The Van Wert County Courthouse

Friday, May. 20, 2022

Wassenberg project seeks winter clothing

DAVE MOSIER/independent editor

While area residents are pondering an extra trip to the gym to work off their Thanksgiving dinners and perusing store circulars for Black Friday and Cyber Monday Christmas deals, Native Americans on the Pine Ridge Reservation in South Dakota are wondering how they will keep warm this winter.

Wassenberg Art Center staff members (from the left) Joe Balyeat, Matt Temple, Hope Wallace and Megan Thomas are gathering warm coats, gloves, and hats to send to Pine Ridge Reservation in South Dakota. (Wassenberg photo)
Wassenberg Art Center staff members (from the left) Joe Balyeat, Matt Temple, Hope Wallace and Megan Thomas are gathering warm coats, gloves, and hats to send to Pine Ridge Reservation in South Dakota. (Wassenberg photo)

Wassenberg Art Center Executive Director Hope Wallace said a relationship she developed with Pine Ridge resident Marian Whitemouse, as well as a visit she made to the reservation with her grandson, provided the impetus for a campaign to provide winter clothing for Native Americans who live on the reservation.

Wallace met Whitemouse, a descendant of Lakota Sioux warriors Dewey Beard and John Moves Camp — both survivors of the Battle of the Little Big Horn whose portraits were painted by Van Wert native David Humphreys Miller — when the Pine Ridge resident attended a Wassenberg exhibition of Miller’s paintings.

Whitemouse then invited Wallace to visit the reservation, a trip the Wassenberg director made with her grandson. Wallace said the visit opened her eyes to the needs of reservation residents.

“It is really hard seeing the Third World living conditions that exist at the reservation,” Wallace said. “Pine Ridge residents endure unspeakable hardships, including high poverty rates, high disease and mortality rates, 80 percent unemployment, and widespread gang violence.”

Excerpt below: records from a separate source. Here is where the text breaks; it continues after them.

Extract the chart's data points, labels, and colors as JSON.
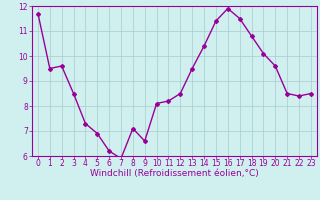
{
  "x": [
    0,
    1,
    2,
    3,
    4,
    5,
    6,
    7,
    8,
    9,
    10,
    11,
    12,
    13,
    14,
    15,
    16,
    17,
    18,
    19,
    20,
    21,
    22,
    23
  ],
  "y": [
    11.7,
    9.5,
    9.6,
    8.5,
    7.3,
    6.9,
    6.2,
    5.9,
    7.1,
    6.6,
    8.1,
    8.2,
    8.5,
    9.5,
    10.4,
    11.4,
    11.9,
    11.5,
    10.8,
    10.1,
    9.6,
    8.5,
    8.4,
    8.5
  ],
  "line_color": "#990099",
  "marker": "D",
  "marker_size": 2,
  "bg_color": "#d0f0f0",
  "grid_color": "#aacccc",
  "xlabel": "Windchill (Refroidissement éolien,°C)",
  "xlabel_color": "#990099",
  "ylim": [
    6,
    12
  ],
  "xlim": [
    -0.5,
    23.5
  ],
  "yticks": [
    6,
    7,
    8,
    9,
    10,
    11,
    12
  ],
  "xticks": [
    0,
    1,
    2,
    3,
    4,
    5,
    6,
    7,
    8,
    9,
    10,
    11,
    12,
    13,
    14,
    15,
    16,
    17,
    18,
    19,
    20,
    21,
    22,
    23
  ],
  "tick_label_color": "#990099",
  "tick_label_fontsize": 5.5,
  "xlabel_fontsize": 6.5,
  "line_width": 1.0
}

The Wassenberg executive director noted that average lifespan for reservation residents is 48 for men and 52 for women, while diabetes and alcoholism rates are “through the roof.”

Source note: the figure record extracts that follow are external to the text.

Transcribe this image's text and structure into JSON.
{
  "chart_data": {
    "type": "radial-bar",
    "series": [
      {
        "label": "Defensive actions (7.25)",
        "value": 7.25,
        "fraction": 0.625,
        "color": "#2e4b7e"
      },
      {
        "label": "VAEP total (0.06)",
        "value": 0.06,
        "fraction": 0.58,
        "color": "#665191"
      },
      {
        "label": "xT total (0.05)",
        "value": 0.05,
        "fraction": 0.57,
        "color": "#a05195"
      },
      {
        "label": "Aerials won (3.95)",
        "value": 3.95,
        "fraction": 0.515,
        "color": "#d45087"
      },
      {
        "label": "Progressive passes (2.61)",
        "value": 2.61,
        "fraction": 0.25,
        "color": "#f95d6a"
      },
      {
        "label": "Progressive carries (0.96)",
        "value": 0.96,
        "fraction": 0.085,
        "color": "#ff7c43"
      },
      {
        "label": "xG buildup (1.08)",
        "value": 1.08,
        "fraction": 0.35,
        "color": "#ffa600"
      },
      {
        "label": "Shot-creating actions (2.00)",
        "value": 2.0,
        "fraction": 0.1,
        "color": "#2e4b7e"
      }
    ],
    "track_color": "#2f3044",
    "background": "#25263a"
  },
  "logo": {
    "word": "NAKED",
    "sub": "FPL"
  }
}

Wallace said the death of several Pine Ridge residents last winter, attributed to soaring propane costs and frigid temperatures, was the catalyst for Wassenberg’s “Warm Up the Ridge” campaign.

The art center and the Brent Stevens family, which provided Miller’s Native American portraits to Wassenberg, are currently seeking donations of new or clean winter clothing — coats, hats and earmuffs, scarves, gloves and mittens — to help reservation residents stay warm this year.

Whitemouse has agreed to head up efforts to distribute the clothing to needy reservation residents.

“We’re trying to keep it simple, so Marian won’t get overwhelmed,” Wallace said, adding that having someone at Pine Ridge distribute the clothing is crucial to the success of the project.

“Infrastructure for such projects can be challenging,” Wallace noted, adding that the isolated reservation has no organized system for distributing donations — in fact, it doesn’t even have a UPS route.

The Wassenberg director also said she hopes the local campaign can help ease Pine Ridge residents’ view of non-Native Americans as being wasicu – a Lakota word meaning “the one who takes the best meat”, referring to their perception of most non-Native Americans as selfish.

Local residents can bring in their new or clean winter clothing to Wassenberg from now until Friday, December 18, for distribution to needy Pine Ridge residents.